An' then we heard from a neighbor, disabled at
Malvern Hill,
That he thought in the course of a week or so he'd
be comin' home with Bill.
We was that anxious t' see him we'd set up an'
talk o' nights
Till the break o' day had dimmed the stars an'
put out the Northern Lights;
We waited an' watched fer a month or more, an'
the summer was nearly past,
When a letter come one day that said they'd started
fer home at last.
I'll never fergit the day Bill come—'twas harvest
time again—
An' the air blown over the yeller fields was sweet
with the scent o' the grain;
The dooryard was full o' the neighbors, who had
come to share our joy,
An' all of us sent up a mighty cheer at the sight o'
that soldier boy.
An' all of a sudden somebody said: "My God!
don't the boy know his mother?"
An' Bill stood a-whisperin', fearful like, an' a-starin'
from one to another;
"Don't be afraid, Bill," says he to himself, as he
stood in his coat o' blue,
"Why, God 'll take care o' you, Bill, God 'll take
care o' you."
He seemed to be loadin' an' firin' a gun, an' to act
like a man who hears
The awful roar o' the battle-field a-soundin' in his
ears;
Ten thousan' ghosts o' that bloody day was marchin'
through his brain
An' his feet they kind o' picked their way as if
they felt the slain.
An' I grabbed his hand, an' says I to Bill, "Don't
ye 'member me?
I'm yer father—don't ye know me?
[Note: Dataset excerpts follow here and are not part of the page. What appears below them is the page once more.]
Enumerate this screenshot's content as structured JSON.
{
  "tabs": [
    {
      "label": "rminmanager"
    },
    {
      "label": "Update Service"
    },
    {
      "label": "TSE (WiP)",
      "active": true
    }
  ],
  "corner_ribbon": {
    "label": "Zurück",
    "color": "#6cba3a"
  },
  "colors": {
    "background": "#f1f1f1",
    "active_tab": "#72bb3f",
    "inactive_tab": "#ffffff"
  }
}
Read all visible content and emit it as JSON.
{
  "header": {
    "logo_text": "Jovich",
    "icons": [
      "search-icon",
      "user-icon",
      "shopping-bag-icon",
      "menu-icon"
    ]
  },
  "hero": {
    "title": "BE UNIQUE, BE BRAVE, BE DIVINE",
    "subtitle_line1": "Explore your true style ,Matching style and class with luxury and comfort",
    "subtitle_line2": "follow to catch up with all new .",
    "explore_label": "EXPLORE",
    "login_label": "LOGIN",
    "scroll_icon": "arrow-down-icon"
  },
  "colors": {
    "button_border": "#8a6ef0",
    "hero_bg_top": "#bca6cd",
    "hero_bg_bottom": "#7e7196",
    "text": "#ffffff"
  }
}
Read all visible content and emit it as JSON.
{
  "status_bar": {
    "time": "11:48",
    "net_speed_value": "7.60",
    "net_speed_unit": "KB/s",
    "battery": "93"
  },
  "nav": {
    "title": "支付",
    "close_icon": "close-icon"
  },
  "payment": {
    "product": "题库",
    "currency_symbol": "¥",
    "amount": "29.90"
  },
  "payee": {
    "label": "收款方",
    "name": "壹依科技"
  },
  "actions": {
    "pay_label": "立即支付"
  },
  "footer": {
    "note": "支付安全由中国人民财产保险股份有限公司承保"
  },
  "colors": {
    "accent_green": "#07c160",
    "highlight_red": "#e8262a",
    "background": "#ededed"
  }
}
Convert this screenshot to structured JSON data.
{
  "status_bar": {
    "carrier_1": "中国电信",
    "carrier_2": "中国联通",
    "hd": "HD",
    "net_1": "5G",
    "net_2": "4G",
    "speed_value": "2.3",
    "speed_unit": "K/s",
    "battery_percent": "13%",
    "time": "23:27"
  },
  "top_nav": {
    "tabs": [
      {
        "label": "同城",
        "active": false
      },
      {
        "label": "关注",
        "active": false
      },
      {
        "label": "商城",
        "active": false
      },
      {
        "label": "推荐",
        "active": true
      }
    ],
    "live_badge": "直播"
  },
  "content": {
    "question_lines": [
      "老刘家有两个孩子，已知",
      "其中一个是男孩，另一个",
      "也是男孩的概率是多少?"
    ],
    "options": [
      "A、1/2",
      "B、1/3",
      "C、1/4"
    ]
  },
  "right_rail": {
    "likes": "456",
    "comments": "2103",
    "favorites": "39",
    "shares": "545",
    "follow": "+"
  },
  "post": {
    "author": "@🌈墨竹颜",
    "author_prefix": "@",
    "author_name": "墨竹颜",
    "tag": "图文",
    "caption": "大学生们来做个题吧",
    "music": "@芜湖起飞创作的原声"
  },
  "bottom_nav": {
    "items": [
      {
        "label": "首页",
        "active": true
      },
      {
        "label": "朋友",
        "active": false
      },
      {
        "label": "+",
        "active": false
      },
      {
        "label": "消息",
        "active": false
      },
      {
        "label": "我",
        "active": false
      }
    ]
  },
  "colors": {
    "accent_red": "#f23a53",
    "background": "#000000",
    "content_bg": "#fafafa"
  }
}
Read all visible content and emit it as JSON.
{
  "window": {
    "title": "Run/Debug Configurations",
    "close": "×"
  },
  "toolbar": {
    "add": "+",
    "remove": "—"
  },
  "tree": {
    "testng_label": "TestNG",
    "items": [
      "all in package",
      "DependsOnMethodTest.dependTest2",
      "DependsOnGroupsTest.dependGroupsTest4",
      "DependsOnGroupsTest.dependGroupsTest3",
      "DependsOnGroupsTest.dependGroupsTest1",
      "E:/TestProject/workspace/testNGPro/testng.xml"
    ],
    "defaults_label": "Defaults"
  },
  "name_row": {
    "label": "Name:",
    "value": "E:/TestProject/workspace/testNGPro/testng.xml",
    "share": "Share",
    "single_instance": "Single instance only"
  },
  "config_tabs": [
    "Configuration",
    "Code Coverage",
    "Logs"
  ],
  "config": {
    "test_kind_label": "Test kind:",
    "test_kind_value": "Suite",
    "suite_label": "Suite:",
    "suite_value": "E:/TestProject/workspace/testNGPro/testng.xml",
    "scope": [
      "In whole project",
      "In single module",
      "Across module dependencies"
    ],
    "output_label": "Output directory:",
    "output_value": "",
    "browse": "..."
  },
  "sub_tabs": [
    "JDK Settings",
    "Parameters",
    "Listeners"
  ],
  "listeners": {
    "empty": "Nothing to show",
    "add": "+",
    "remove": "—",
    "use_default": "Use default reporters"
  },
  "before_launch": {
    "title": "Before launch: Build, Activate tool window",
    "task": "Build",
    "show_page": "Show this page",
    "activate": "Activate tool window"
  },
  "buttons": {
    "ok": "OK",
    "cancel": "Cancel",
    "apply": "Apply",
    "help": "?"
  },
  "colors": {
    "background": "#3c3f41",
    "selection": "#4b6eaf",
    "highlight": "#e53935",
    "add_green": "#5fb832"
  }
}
How frightened
ye seem to be!"
But the boy kep' a-whisperin' to himself, as if
'twas all he knew,
"God'll take o' you, Bill, God'll take care o'
you."
He's never known us since that day, nor his
sweetheart, an' never will;
Father an' mother an' sweetheart are all the same
to Bill.
An' he groans like a wounded soldier, sometimes
the whole night through,
An' we smooth his head, an' say: "Yes, Bill,
He 'll surely take care o' you."
Ye can stop a war in a minute, but when can ye
stop the groans?
Fer ye've broke our hearts an' sapped our blood
an' plucked away our bones.
An' ye've filled our souls with bitterness that goes
from sire to son,
So ye best be kind o' careful down there in Washington.